Es kommt zum Tribunal. Incroyable rät Gérard die Anklageschrift gegen Chénier zu verfassen. Er gut es, wenn auch unter Skrupeln - weiß er doch, damit seine Ideale zu verraten. Madeleine erscheint: Sie verspricht, sich Gérard hinzugeben, wenn es ihm gelinge, Chénier freizubekommen. Gérard gelobt, sich dafür einzusetzen - doch das Tribunal verurteilt den Dichter zum Tode.

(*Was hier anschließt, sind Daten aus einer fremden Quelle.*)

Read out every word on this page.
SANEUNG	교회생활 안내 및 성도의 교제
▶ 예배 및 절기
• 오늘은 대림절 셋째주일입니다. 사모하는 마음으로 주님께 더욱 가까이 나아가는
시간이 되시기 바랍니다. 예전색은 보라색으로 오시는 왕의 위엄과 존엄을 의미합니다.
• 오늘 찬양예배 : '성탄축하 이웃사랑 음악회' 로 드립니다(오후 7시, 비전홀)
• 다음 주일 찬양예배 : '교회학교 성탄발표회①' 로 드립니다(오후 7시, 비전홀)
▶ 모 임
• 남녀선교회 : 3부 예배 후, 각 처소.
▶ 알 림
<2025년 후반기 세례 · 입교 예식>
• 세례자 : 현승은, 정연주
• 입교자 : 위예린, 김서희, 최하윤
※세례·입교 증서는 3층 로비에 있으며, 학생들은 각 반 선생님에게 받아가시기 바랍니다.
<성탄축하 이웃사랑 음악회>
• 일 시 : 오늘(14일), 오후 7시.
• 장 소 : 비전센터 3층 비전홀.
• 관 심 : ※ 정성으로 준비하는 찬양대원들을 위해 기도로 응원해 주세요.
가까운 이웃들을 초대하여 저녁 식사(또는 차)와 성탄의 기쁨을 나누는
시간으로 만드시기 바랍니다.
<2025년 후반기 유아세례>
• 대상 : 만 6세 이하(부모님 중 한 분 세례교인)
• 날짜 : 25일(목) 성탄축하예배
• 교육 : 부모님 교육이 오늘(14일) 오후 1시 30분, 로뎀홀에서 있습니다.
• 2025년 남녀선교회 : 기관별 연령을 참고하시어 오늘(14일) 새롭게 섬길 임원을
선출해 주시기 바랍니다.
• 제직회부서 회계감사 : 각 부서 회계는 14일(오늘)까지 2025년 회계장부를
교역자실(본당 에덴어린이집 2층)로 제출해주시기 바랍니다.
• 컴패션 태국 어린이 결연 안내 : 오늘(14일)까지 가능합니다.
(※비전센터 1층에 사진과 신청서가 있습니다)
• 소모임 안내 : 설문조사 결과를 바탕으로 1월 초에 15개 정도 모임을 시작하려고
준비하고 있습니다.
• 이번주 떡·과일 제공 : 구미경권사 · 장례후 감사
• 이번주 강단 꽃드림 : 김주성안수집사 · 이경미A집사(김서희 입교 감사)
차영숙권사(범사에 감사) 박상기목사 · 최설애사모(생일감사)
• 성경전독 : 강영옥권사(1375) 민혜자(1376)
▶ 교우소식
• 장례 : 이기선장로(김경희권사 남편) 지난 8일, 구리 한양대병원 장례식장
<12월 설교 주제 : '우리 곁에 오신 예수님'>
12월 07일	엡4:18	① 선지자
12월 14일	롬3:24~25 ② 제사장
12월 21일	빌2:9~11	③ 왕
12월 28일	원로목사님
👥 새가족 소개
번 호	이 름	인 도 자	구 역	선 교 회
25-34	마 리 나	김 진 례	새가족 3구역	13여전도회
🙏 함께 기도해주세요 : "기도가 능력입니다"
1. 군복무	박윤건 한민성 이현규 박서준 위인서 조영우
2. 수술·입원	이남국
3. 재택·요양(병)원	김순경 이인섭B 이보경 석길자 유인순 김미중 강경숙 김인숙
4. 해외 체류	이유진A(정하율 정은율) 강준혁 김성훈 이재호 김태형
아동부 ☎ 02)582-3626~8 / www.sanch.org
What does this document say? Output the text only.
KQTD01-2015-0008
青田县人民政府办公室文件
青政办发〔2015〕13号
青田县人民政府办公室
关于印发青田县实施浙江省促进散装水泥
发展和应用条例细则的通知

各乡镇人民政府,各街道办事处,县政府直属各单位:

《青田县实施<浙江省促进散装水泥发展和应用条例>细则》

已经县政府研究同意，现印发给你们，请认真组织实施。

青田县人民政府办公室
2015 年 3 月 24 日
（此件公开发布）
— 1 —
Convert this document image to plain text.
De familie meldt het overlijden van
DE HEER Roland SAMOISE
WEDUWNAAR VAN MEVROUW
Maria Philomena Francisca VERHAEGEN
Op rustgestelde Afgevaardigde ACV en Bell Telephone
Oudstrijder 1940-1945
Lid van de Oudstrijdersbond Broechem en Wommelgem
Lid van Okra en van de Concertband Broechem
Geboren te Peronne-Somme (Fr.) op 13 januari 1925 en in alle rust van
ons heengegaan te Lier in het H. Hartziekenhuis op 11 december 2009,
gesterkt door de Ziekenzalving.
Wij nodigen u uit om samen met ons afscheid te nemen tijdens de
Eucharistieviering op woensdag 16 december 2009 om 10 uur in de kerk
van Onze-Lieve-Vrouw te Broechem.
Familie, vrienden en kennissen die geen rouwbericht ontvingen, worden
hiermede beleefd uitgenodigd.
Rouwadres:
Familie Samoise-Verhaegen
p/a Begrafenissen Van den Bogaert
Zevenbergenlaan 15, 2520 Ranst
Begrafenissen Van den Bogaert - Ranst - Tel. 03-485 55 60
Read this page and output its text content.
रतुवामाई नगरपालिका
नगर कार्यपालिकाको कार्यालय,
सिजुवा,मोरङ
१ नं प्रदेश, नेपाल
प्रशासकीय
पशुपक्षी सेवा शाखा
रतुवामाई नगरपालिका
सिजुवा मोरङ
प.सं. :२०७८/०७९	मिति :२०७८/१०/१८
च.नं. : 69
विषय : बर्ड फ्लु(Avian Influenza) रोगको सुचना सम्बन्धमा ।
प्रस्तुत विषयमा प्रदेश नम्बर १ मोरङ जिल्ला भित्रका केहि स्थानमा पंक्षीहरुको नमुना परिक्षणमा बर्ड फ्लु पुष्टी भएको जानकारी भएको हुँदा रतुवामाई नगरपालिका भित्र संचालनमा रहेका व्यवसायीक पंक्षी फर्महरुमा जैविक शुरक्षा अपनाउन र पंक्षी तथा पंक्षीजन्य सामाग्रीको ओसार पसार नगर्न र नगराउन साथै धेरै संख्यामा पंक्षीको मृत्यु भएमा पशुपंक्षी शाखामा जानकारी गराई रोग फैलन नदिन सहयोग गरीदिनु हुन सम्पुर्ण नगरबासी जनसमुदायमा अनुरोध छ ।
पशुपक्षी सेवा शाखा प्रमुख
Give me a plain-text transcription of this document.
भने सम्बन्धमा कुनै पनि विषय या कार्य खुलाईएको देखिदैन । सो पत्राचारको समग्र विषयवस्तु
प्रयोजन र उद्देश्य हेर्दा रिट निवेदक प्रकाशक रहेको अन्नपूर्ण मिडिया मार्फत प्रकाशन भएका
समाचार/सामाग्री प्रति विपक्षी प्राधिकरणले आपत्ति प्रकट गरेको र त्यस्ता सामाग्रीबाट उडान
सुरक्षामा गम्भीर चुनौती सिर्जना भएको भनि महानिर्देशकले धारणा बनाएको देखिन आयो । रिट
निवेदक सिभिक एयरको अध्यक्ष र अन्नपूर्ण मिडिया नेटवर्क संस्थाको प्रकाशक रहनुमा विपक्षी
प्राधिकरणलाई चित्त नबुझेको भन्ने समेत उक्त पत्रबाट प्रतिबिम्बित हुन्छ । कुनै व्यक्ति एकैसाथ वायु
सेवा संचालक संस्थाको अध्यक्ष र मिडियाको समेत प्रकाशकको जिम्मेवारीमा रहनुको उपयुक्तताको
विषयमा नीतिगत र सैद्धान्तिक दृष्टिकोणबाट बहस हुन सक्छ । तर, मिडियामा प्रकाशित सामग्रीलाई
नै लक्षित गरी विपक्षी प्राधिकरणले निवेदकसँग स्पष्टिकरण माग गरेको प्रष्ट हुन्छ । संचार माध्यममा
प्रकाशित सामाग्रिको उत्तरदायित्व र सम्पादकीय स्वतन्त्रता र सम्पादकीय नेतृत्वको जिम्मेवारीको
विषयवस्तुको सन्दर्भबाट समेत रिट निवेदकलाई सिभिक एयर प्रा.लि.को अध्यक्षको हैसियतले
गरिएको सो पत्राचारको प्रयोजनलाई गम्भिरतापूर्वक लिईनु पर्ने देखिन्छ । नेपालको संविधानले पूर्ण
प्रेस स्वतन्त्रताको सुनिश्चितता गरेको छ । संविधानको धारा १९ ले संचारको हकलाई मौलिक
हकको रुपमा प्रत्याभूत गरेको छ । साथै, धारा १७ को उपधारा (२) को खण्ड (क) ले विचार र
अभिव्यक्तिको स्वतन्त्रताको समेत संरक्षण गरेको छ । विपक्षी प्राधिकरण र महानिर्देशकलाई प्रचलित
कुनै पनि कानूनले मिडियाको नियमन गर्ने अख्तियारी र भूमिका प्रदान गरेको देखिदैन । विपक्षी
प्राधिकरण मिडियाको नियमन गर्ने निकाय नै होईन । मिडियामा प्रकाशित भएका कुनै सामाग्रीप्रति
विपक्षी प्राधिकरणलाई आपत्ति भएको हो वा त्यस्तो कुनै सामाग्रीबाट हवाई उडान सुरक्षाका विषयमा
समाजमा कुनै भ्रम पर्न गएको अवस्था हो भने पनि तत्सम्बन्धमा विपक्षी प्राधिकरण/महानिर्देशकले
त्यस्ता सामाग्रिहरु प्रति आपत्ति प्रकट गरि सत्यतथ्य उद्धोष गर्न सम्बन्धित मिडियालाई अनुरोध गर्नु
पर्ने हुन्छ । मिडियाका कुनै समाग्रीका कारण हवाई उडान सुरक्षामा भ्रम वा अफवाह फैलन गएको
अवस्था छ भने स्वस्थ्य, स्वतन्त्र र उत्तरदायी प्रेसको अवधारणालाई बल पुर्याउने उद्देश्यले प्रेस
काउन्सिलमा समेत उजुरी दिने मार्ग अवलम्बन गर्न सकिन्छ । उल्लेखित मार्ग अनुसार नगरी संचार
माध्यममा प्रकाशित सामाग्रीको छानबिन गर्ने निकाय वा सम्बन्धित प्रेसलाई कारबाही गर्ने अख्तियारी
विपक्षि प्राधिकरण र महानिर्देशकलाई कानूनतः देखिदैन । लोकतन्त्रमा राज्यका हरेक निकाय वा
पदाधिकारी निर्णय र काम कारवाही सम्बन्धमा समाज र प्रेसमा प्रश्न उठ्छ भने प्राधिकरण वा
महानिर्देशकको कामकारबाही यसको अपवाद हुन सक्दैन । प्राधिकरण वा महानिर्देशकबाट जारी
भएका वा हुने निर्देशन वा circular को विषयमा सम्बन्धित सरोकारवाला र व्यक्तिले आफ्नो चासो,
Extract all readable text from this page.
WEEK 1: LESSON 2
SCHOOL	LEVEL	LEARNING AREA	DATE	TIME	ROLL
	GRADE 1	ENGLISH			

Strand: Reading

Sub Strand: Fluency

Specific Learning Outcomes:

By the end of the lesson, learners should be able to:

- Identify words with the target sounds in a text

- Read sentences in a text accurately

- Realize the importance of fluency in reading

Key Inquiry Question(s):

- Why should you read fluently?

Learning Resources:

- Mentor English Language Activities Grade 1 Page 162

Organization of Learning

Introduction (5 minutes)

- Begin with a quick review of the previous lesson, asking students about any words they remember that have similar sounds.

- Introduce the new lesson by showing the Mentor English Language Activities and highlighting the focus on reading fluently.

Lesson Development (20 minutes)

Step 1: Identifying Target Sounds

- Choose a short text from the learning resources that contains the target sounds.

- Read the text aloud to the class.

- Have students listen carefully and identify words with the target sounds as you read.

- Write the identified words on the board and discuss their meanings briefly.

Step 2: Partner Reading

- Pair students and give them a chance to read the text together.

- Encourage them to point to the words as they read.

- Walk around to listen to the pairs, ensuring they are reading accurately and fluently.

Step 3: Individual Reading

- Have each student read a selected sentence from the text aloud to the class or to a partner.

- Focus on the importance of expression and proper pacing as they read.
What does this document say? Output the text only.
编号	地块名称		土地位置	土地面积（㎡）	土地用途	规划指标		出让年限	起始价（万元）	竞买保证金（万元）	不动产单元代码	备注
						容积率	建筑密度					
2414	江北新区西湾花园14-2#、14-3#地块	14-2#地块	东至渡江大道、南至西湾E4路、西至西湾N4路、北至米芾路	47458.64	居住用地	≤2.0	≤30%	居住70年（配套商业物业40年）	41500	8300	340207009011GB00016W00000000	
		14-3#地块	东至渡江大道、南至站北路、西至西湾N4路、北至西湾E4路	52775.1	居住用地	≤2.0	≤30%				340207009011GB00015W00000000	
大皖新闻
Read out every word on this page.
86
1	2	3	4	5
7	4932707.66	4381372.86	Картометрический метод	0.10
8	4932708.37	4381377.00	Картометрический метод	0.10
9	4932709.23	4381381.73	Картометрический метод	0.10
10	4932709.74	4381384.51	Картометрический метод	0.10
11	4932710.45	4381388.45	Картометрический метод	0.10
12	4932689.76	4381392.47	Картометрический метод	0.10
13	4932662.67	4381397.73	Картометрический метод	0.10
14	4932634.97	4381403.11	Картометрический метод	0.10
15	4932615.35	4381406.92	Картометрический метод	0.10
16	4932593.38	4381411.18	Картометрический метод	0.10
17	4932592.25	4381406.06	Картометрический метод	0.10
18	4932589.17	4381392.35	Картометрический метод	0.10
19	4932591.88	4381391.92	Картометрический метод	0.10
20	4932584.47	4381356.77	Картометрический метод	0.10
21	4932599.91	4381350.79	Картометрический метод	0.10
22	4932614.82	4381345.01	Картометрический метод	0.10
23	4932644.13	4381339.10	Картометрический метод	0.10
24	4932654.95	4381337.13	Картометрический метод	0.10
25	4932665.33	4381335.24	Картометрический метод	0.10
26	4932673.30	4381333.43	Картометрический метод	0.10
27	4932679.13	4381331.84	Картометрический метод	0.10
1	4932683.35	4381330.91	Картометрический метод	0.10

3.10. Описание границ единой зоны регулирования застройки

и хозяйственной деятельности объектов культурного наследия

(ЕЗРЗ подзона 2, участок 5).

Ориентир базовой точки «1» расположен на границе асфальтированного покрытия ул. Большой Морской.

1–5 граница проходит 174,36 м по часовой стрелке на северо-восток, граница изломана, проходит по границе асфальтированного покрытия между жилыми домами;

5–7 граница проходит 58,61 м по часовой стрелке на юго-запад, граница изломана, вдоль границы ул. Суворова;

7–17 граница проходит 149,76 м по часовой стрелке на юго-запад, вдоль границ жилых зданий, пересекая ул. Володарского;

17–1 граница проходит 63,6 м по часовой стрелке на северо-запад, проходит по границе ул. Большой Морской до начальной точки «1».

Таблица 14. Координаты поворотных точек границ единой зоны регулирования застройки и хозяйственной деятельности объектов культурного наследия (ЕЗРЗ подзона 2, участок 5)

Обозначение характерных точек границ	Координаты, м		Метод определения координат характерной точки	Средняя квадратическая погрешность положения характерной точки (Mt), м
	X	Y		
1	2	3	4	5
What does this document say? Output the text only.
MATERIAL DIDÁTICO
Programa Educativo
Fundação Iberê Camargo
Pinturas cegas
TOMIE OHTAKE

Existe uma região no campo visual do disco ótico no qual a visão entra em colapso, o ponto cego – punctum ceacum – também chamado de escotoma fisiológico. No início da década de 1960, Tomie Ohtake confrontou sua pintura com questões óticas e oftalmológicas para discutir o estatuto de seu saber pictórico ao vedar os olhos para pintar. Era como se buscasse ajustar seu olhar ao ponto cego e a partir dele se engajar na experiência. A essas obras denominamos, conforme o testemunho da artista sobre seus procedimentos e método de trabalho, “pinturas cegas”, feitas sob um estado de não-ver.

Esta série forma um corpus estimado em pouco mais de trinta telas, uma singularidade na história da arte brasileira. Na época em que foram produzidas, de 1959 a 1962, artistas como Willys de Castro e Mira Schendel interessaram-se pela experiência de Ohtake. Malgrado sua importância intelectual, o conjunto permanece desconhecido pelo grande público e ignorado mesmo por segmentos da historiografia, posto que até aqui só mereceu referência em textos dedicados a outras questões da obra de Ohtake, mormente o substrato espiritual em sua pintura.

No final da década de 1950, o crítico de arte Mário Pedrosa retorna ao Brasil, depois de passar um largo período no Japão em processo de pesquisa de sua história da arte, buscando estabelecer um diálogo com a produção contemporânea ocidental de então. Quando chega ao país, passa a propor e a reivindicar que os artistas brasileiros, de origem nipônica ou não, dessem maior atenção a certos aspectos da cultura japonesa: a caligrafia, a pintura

Im Gefängnis trägt Chénier Freund Roucher letzte Gedichte vor. Madeleine besticht einen Wärter: Sie will den Platz einer Verurteilten einnehmen, um gemeinsam mit ihm in den Tod zu gehen. Gérard Bemühungen um eine Begnadigung sind erfolglos. Nach einer Liebesnacht im Kerker betreten Madeleine und Chénier erhobenen Hauptes das Schafott.